The house was sold to Edward Pearce, grandson of the leading businessman and briefly Wellington MP of the same name. State Highway 1 passes beneath the back of the house deep in a trench. Once detailed planning began in the 1950s, this house and its surroundings, along with much of this select part of Thorndon, suffered "motorway blight". Wellington writer/journalist Pat Lawlor wrote of the apparently run-down state of this house and the condition of Chesney Wold, their Karori house in 1958 (both then divided into flats).

== Katherine Mansfield Birthplace Society ==
The Katherine Mansfield Birthplace Society was founded in 1986, by art historian Oroya Day, Peter Young, and the architect James Beard.

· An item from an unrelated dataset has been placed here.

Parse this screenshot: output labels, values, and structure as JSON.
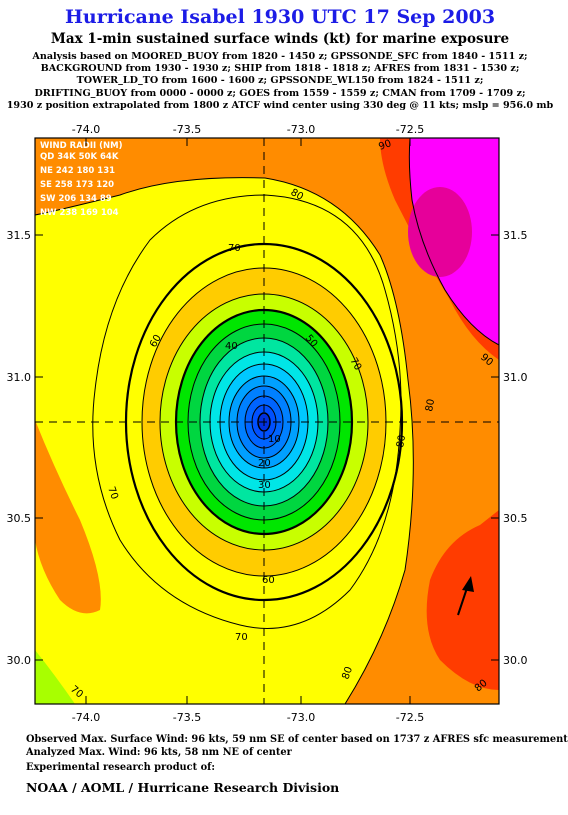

The Society purchased the property in 1987, following the death of the 91-year-old former resident, Mrs Edward Pearce in 1985. In the late 1980s, the society restored the house to its original condition, undertaking considerable research and relying on Mansfield's own descriptions as well as photographs and "archeological and architectural analyses". The house and its garden are significant cultural attractions in Wellington.